Oggi, da quel fatidico 23 giugno 2016, la parola Brexit è ufficialmente entrata nel nostro vocabolario quotidiano. Non passa giornata senza sentirla pronunciare in qualche telegiornale o leggerla su svariati quotidiani locali e nazionali. In questo intensissimo tran tran mediatico, ad ogni modo, ciò che non sfugge all’occhio dei cittadini europei è l’incertezza e l’insicurezza che si aggira attorno a questo termine, ciò che esso ha fin adesso comportato e cosa comporterà in futuro.
Al momento le trattative tra Regno Unito e il resto del continente sembrano aver raggiunto un punto di stallo alquanto arduo da sbloccare. In particolar modo, i nodi della discordia tra le due parti sono stati i diritti dei cittadini UE in UK e la cifra che il Regno Unito debba versare nelle casse europee dopo il divorzio politico sancito nel 2016. Il primo ministro britannico, la conservatrice Theresa May, aveva cercato di ovviare a questo “blocco delle trattative” proponendo di garantire la permanenza dei diritti acquisiti solo ai già residenti in Regno Unito entro una data che sarebbe caduta tra marzo 2017 a marzo 2019. Tuttavia, una simile offerta non è parsa troppo convincente né al Presidente del Consiglio Europeo, Donald Tusk, né al Parlamento Europeo, che ha bocciato in blocco la mozione. Gli ufficiali UE hanno difatti argomentato il rifiuto sostenendo che una tale proposta, “discriminatoria”, avrebbe creato cittadini (europei) di seconda classe.
Come accennato prima, il secondo grattacapo verte invece su problematiche di stampo più economico che sociale. Durante i mesi scorsi diversi sono stati i tentativi di vari media, continentali e non, di definire il prezzo della Brexit, ovvero il conto che il Regno Unito dovrà saldare per uscire dall’Unione Europea. Inizialmente molteplici fonti avevano stimato una cifra che si aggirava dagli ottimisti 20 ai salatissimi 100 miliardi di euro. Negli ultimi giorni, invece, alcune indiscrezioni provenienti da Bruxelles suggeriscono che il prezzo della Brexit ammonterà a ben 60 miliardi (mentre Londra, secondo il Sunday Telegraph, potrebbe spingersi fino a 40 miliardi). Questi, i soldi destinati a coprire i buchi nel budget europeo dovuti al “divorzio del Regno Unito” e ad onorare gli impegni economici contratti in precedenza. E intanto, la quotazione della sterlina britannica continua ad andare in picchiata, toccando l’euro e 12 centesimi, altro record storico.

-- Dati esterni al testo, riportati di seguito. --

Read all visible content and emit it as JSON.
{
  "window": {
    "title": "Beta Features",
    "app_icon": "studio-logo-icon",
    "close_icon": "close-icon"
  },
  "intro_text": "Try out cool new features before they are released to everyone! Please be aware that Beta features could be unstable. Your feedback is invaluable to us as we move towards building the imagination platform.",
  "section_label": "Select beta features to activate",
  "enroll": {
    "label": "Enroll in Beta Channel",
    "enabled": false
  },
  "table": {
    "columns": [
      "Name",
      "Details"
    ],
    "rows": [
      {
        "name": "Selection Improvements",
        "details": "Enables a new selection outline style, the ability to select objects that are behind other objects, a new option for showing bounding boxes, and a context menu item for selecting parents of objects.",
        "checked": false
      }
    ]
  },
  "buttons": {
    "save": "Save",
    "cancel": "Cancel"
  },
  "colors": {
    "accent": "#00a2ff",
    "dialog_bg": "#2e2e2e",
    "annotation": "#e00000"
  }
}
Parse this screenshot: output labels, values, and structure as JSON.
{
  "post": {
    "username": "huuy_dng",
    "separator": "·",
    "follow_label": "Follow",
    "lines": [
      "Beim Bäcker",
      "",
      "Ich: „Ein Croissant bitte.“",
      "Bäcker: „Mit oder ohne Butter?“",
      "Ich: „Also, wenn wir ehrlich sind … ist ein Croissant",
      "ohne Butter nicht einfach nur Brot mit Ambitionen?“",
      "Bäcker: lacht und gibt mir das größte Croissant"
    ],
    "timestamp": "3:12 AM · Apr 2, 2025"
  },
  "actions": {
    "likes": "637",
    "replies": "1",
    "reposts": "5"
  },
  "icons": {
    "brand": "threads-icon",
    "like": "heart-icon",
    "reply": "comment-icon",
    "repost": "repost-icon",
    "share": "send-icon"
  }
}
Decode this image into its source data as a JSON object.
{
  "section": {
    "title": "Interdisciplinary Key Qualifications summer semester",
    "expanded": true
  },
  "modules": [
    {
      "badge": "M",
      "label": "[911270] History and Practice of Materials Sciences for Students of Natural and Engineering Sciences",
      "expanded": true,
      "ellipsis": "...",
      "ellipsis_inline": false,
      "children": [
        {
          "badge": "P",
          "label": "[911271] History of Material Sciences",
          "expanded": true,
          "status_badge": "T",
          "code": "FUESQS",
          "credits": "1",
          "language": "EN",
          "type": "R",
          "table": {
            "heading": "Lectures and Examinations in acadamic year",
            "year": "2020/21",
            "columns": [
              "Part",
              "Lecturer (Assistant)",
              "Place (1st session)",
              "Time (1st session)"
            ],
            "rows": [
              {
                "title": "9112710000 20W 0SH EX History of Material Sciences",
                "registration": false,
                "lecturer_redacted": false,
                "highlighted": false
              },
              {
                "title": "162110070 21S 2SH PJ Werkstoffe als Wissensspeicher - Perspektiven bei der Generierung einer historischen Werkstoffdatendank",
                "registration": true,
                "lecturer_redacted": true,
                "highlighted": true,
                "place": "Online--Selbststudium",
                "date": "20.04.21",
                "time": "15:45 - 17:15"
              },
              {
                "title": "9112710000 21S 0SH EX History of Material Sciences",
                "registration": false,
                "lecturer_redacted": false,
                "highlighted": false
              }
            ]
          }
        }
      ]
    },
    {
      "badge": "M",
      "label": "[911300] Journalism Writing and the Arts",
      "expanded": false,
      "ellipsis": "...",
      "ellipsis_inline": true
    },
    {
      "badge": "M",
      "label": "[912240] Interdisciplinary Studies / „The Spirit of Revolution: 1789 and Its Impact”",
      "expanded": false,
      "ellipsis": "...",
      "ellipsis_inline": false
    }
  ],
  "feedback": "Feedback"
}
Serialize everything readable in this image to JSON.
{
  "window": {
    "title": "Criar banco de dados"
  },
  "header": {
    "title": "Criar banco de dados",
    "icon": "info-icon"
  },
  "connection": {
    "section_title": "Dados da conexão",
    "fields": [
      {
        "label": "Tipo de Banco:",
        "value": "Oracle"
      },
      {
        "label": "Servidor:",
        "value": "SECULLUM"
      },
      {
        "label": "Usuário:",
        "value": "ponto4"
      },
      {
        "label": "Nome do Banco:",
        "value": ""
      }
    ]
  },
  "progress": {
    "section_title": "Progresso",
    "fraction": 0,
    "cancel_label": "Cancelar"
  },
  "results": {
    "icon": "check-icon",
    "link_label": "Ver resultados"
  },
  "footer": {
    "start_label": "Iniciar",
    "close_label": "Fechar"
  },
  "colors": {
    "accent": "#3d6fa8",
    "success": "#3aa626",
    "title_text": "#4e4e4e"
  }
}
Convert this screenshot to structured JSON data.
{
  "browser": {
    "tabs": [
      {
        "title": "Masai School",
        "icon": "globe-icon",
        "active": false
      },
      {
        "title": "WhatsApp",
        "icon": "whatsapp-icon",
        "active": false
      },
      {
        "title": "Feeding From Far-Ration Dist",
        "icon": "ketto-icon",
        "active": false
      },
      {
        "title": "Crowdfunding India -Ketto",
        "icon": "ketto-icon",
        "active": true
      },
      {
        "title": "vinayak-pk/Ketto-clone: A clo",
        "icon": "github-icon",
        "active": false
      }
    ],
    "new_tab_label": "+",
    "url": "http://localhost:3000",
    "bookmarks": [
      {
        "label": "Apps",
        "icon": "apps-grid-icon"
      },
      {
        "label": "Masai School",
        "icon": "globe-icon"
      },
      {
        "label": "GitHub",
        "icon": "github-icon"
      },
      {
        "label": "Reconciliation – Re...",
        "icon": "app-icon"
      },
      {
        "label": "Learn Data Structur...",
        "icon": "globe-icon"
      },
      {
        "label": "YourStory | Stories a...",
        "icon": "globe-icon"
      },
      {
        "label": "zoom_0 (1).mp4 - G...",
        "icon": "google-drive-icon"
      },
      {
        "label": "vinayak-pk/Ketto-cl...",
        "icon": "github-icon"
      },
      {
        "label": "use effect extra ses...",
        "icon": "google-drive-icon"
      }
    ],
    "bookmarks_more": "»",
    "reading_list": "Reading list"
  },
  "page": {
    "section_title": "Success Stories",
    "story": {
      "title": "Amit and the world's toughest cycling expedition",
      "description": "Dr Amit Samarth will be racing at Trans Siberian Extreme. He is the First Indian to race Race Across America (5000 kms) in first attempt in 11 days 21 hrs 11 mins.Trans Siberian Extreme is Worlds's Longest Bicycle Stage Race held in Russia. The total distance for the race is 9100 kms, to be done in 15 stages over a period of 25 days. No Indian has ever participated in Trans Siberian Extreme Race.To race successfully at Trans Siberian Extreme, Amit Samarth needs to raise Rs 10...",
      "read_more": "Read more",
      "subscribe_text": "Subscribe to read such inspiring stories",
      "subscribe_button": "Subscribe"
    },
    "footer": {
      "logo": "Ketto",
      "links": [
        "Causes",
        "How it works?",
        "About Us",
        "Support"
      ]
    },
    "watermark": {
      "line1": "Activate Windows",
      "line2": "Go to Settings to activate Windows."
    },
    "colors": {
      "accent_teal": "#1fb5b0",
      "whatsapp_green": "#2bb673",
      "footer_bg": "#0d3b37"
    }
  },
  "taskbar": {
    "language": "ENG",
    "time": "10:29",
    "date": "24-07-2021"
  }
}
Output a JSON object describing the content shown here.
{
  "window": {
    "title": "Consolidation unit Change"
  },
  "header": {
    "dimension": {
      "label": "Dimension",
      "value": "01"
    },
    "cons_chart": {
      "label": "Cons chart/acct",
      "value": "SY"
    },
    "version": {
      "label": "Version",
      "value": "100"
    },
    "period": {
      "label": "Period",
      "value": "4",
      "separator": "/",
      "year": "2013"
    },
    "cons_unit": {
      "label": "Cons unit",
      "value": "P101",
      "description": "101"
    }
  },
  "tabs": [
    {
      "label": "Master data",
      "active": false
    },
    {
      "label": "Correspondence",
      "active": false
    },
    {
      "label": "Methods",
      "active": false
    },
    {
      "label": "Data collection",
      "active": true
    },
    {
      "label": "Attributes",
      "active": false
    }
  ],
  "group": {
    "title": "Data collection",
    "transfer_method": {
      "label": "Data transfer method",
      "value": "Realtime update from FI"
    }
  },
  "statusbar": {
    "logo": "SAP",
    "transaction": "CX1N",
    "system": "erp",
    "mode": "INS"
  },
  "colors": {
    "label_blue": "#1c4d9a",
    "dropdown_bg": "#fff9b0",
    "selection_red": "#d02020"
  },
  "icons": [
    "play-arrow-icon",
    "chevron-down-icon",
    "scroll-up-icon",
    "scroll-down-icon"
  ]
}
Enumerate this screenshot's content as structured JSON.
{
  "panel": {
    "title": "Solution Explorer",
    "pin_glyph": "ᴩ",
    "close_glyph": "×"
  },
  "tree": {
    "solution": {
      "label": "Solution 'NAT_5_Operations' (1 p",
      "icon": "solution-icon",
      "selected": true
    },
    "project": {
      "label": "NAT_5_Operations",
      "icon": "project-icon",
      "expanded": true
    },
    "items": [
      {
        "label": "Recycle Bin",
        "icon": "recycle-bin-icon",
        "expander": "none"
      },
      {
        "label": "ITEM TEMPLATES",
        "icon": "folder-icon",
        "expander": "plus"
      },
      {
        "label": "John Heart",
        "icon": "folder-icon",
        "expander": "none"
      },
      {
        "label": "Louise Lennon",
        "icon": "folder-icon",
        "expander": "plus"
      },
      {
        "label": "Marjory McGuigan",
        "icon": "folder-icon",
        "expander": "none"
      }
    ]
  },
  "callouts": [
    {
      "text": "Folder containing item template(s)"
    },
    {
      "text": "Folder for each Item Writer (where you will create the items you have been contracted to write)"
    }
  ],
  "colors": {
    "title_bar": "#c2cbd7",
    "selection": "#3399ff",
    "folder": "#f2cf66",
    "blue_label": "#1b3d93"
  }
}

Nel frattempo, questa bufera politica e le incertezze da essa scaturite hanno spinto molti cittadini europei oltremanica a fare le valigie e tornare nell’Europa continentale. Statistiche nazionali rivelano infatti che, nel 2016, più di 100 mila cittadini europei hanno lasciato il Regno Unito, in aumento di più del 30% rispetto alle quote del 2015. Al contempo l’immigrazione dai restanti 27 (26) Paesi Europei è in netto calo, in particolar modo dall’Europa dell’Est. Proprio dai paesi membri orientali si riscontra, infatti, un record in negativo di partenze verso il Regno Unito durante il 2016. A mettere il dito nella piaga per quanto riguarda la situazione degli Europei in UK sono le ultime notizie provenienti dal numero 10 di Downing Street.
Il Primo ministro Theresa May, tramite un suo portavoce, avrebbe infatti dichiarato che il mese di marzo 2019 segnerà la fine della libera circolazione dei cittadini comunitari nel Regno Unito. Questo avrà ovvie ripercussioni su coloro che avessero in programma un trasferimento oltremanica e su quelli già residenti in Gran Bretagna: permessi di soggiorno e visti lavorativi e/o studenteschi saranno beghe all’ordine del giorno, da aprile 2019, per tutti i comunitari.